南韻脫上衣的時候,胳膊肘一不小心碰到了他腰間圍著的那條浴巾。
浴巾直接掉在了地上。
他們倆誰也不尷尬,因為已經很熟悉彼此的身體了。
一個不遮不攔,一個直勾勾地盯著看。
好幾秒鐘後,南韻才別開了目光,紅著臉說了句:「流氓。」其實她很滿意他的反應。
陸野的嗓音燙人,微微泛著粗啞:「到底誰流氓?」
南韻沒再搭理他,脫光了自己的衣服,鑽進了被窩裡,往旁邊挪了個位置。
陸野掀開了被子,也躺進了被窩裡。
他說到做到,真的沒碰她。
南韻又熱又燥,渾身發燙,感覺像是在沙漠裡長途跋涉了好幾天,急需一場解渴的救援。
她知道這人就是故意吊著她。
咬了咬唇,她又說了一遍:「你不許碰我。」
陸野忍笑:「好,不碰你。」
南韻氣急敗壞:「我都說了你不能碰我!」
陸野語調緩緩,不疾不徐:「我沒碰你。」
這人真壞!
南韻急得只抓床單,臉都急紅了:「你騙人!」
陸野忍無可忍,直接笑了出來。
南韻惱羞成怒:「我討厭你!」
陸野沒再逗著她玩,目光灼熱地看著他的姑娘,啞著嗓子道:「它想你了。」
南韻的呼吸也跟著急促了起來:「我不信!」
陸野直接將她壓在了床上,氣勢全開,猶如惡狼:「不信就試試。」
作者有話要說:各位,五一快樂~
第41章
冬季天干, 室內還有地暖, 更是又熱又燥。
南韻臉頰泛紅,大汗淋漓, 軟綿綿地縮在被窩裡, 又累又虛,仿若一隻剛被蹂躪過的小貓咪,又像是一條擱淺了的魚, 嗓子又干又疼,急需補充水分。
沒過多久,陸野就端著一個白色的馬克杯走進了臥室。
南韻立即從床上坐了起來。他的人還沒走到她的面前,她的手就已經抬了起來,隨時準備著接杯子。

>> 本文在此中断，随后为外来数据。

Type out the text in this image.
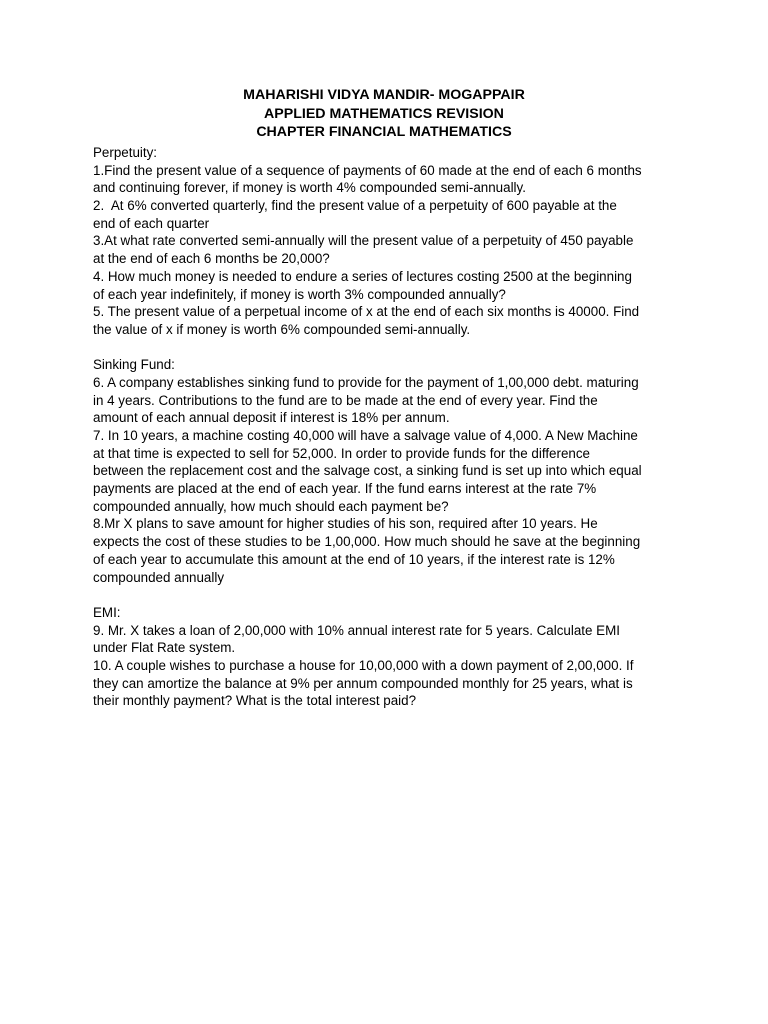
MAHARISHI VIDYA MANDIR- MOGAPPAIR
APPLIED MATHEMATICS REVISION
CHAPTER FINANCIAL MATHEMATICS
Perpetuity:
1.Find the present value of a sequence of payments of 60 made at the end of each 6 months
and continuing forever, if money is worth 4% compounded semi-annually.
2.  At 6% converted quarterly, find the present value of a perpetuity of 600 payable at the
end of each quarter
3.At what rate converted semi-annually will the present value of a perpetuity of 450 payable
at the end of each 6 months be 20,000?
4. How much money is needed to endure a series of lectures costing 2500 at the beginning
of each year indefinitely, if money is worth 3% compounded annually?
5. The present value of a perpetual income of x at the end of each six months is 40000. Find
the value of x if money is worth 6% compounded semi-annually.
Sinking Fund:
6. A company establishes sinking fund to provide for the payment of 1,00,000 debt. maturing
in 4 years. Contributions to the fund are to be made at the end of every year. Find the
amount of each annual deposit if interest is 18% per annum.
7. In 10 years, a machine costing 40,000 will have a salvage value of 4,000. A New Machine
at that time is expected to sell for 52,000. In order to provide funds for the difference
between the replacement cost and the salvage cost, a sinking fund is set up into which equal
payments are placed at the end of each year. If the fund earns interest at the rate 7%
compounded annually, how much should each payment be?
8.Mr X plans to save amount for higher studies of his son, required after 10 years. He
expects the cost of these studies to be 1,00,000. How much should he save at the beginning
of each year to accumulate this amount at the end of 10 years, if the interest rate is 12%
compounded annually
EMI:
9. Mr. X takes a loan of 2,00,000 with 10% annual interest rate for 5 years. Calculate EMI
under Flat Rate system.
10. A couple wishes to purchase a house for 10,00,000 with a down payment of 2,00,000. If
they can amortize the balance at 9% per annum compounded monthly for 25 years, what is
their monthly payment? What is the total interest paid?
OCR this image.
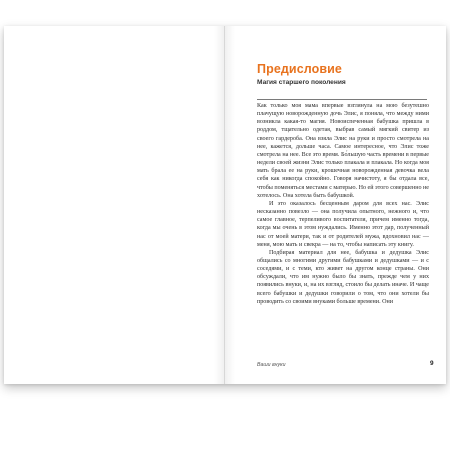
Предисловие
Магия старшего поколения

Как только моя мама впервые взглянула на мою безутешно плачущую новорожденную дочь Элис, я поняла, что между ними возникла какая-то магия. Новоиспеченная бабушка пришла в роддом, тщательно одетая, выбрав самый мягкий свитер из своего гардероба. Она взяла Элис на руки и просто смотрела на нее, кажется, дольше часа. Самое интересное, что Элис тоже смотрела на нее. Все это время. Бо́льшую часть времени в первые недели своей жизни Элис только плакала и плакала. Но когда моя мать брала ее на руки, крошечная новорожденная девочка вела себя как никогда спокойно. Говоря начистоту, я бы отдала все, чтобы поменяться местами с матерью. Но ей этого совершенно не хотелось. Она хотела быть бабушкой.

И это оказалось бесценным даром для всех нас. Элис несказанно повезло — она получила опытного, нежного и, что самое главное, терпеливого воспитателя, причем именно тогда, когда мы очень в этом нуждались. Именно этот дар, полученный нас от моей матери, так и от родителей мужа, вдохновил нас — меня, мою мать и свекра — на то, чтобы написать эту книгу.

Подбирая материал для нее, бабушка и дедушка Элис общались со многими другими бабушками и дедушками — и с соседями, и с теми, кто живет на другом конце страны. Они обсуждали, что им нужно было бы знать, прежде чем у них появились внуки, и, на их взгляд, стоило бы делать иначе. И чаще всего бабушки и дедушки говорили о том, что они хотели бы проводить со своими внуками больше времени. Они

Ваши внуки	9
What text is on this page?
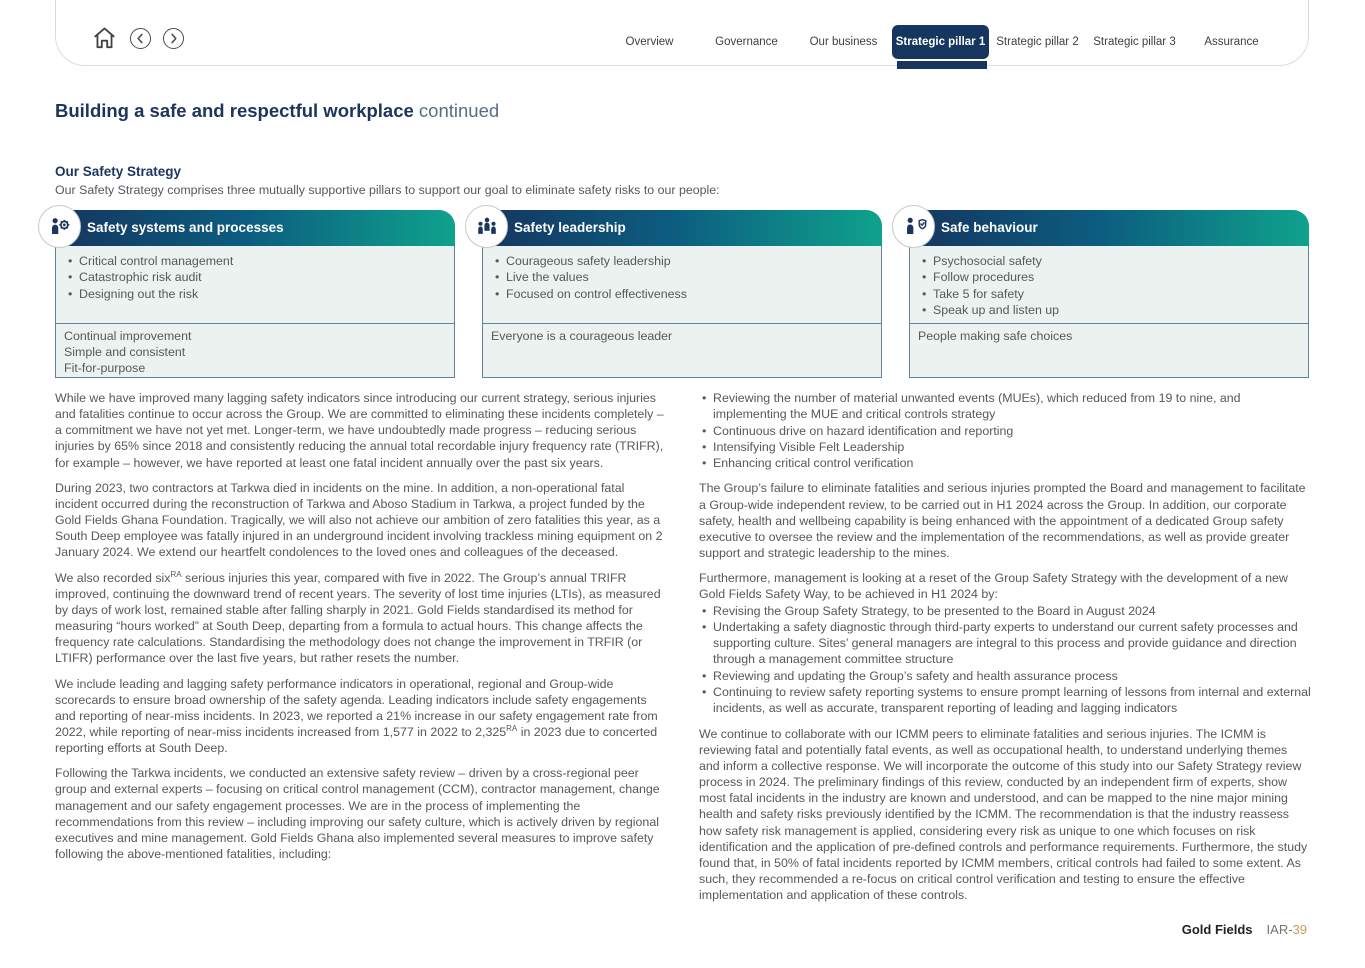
Overview	Governance	Our business	Strategic pillar 1 Strategic pillar 2	Strategic pillar 3	Assurance
Building a safe and respectful workplace continued
Our Safety Strategy

Our Safety Strategy comprises three mutually supportive pillars to support our goal to eliminate safety risks to our people:

Safety systems and processes
• Critical control management
• Catastrophic risk audit
• Designing out the risk
Continual improvement
Simple and consistent
Fit-for-purpose
Safety leadership
• Courageous safety leadership
• Live the values
• Focused on control effectiveness
Everyone is a courageous leader
Safe behaviour
• Psychosocial safety
• Follow procedures
• Take 5 for safety
• Speak up and listen up
People making safe choices

While we have improved many lagging safety indicators since introducing our current strategy, serious injuries and fatalities continue to occur across the Group. We are committed to eliminating these incidents completely – a commitment we have not yet met. Longer-term, we have undoubtedly made progress – reducing serious injuries by 65% since 2018 and consistently reducing the annual total recordable injury frequency rate (TRIFR), for example – however, we have reported at least one fatal incident annually over the past six years.

During 2023, two contractors at Tarkwa died in incidents on the mine. In addition, a non-operational fatal incident occurred during the reconstruction of Tarkwa and Aboso Stadium in Tarkwa, a project funded by the Gold Fields Ghana Foundation. Tragically, we will also not achieve our ambition of zero fatalities this year, as a South Deep employee was fatally injured in an underground incident involving trackless mining equipment on 2 January 2024. We extend our heartfelt condolences to the loved ones and colleagues of the deceased.

We also recorded six$^{RA}$ serious injuries this year, compared with five in 2022. The Group’s annual TRIFR improved, continuing the downward trend of recent years. The severity of lost time injuries (LTIs), as measured by days of work lost, remained stable after falling sharply in 2021. Gold Fields standardised its method for measuring “hours worked” at South Deep, departing from a formula to actual hours. This change affects the frequency rate calculations. Standardising the methodology does not change the improvement in TRFIR (or LTIFR) performance over the last five years, but rather resets the number.

We include leading and lagging safety performance indicators in operational, regional and Group-wide scorecards to ensure broad ownership of the safety agenda. Leading indicators include safety engagements and reporting of near-miss incidents. In 2023, we reported a 21% increase in our safety engagement rate from 2022, while reporting of near-miss incidents increased from 1,577 in 2022 to $2,325^{RA}$ in 2023 due to concerted reporting efforts at South Deep.

Following the Tarkwa incidents, we conducted an extensive safety review – driven by a cross-regional peer group and external experts – focusing on critical control management (CCM), contractor management, change management and our safety engagement processes. We are in the process of implementing the recommendations from this review – including improving our safety culture, which is actively driven by regional executives and mine management. Gold Fields Ghana also implemented several measures to improve safety following the above-mentioned fatalities, including:

• Reviewing the number of material unwanted events (MUEs), which reduced from 19 to nine, and implementing the MUE and critical controls strategy
• Continuous drive on hazard identification and reporting
• Intensifying Visible Felt Leadership
• Enhancing critical control verification

The Group’s failure to eliminate fatalities and serious injuries prompted the Board and management to facilitate a Group-wide independent review, to be carried out in H1 2024 across the Group. In addition, our corporate safety, health and wellbeing capability is being enhanced with the appointment of a dedicated Group safety executive to oversee the review and the implementation of the recommendations, as well as provide greater support and strategic leadership to the mines.

Furthermore, management is looking at a reset of the Group Safety Strategy with the development of a new Gold Fields Safety Way, to be achieved in H1 2024 by:

• Revising the Group Safety Strategy, to be presented to the Board in August 2024
• Undertaking a safety diagnostic through third-party experts to understand our current safety processes and supporting culture. Sites’ general managers are integral to this process and provide guidance and direction through a management committee structure
• Reviewing and updating the Group’s safety and health assurance process
• Continuing to review safety reporting systems to ensure prompt learning of lessons from internal and external incidents, as well as accurate, transparent reporting of leading and lagging indicators

We continue to collaborate with our ICMM peers to eliminate fatalities and serious injuries. The ICMM is reviewing fatal and potentially fatal events, as well as occupational health, to understand underlying themes and inform a collective response. We will incorporate the outcome of this study into our Safety Strategy review process in 2024. The preliminary findings of this review, conducted by an independent firm of experts, show most fatal incidents in the industry are known and understood, and can be mapped to the nine major mining health and safety risks previously identified by the ICMM. The recommendation is that the industry reassess how safety risk management is applied, considering every risk as unique to one which focuses on risk identification and the application of pre-defined controls and performance requirements. Furthermore, the study found that, in 50% of fatal incidents reported by ICMM members, critical controls had failed to some extent. As such, they recommended a re-focus on critical control verification and testing to ensure the effective implementation and application of these controls.

Gold Fields IAR-39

陸野走到床邊, 將杯子遞給了她, 提醒道:「慢慢喝。」
南韻迫不及待地將杯子舉到了嘴邊,大口大口地喝了起來, 還發出了咕咚咕咚的聲響, 頗有種武松上山打虎前在景陽岡狂飲烈酒的豪邁架勢。
顯然,是把陸野的那句話當成了耳旁風。
陸野輕嘆了口氣,不得不再次提醒:「慢慢喝, 小心嗆著。」
南韻一滴不拉地喝完了杯子裡的水,長舒一口氣,用手背蹭了蹭唇邊沾的水滴,而後將杯子放到了床頭柜上,再次縮進了被窩裡。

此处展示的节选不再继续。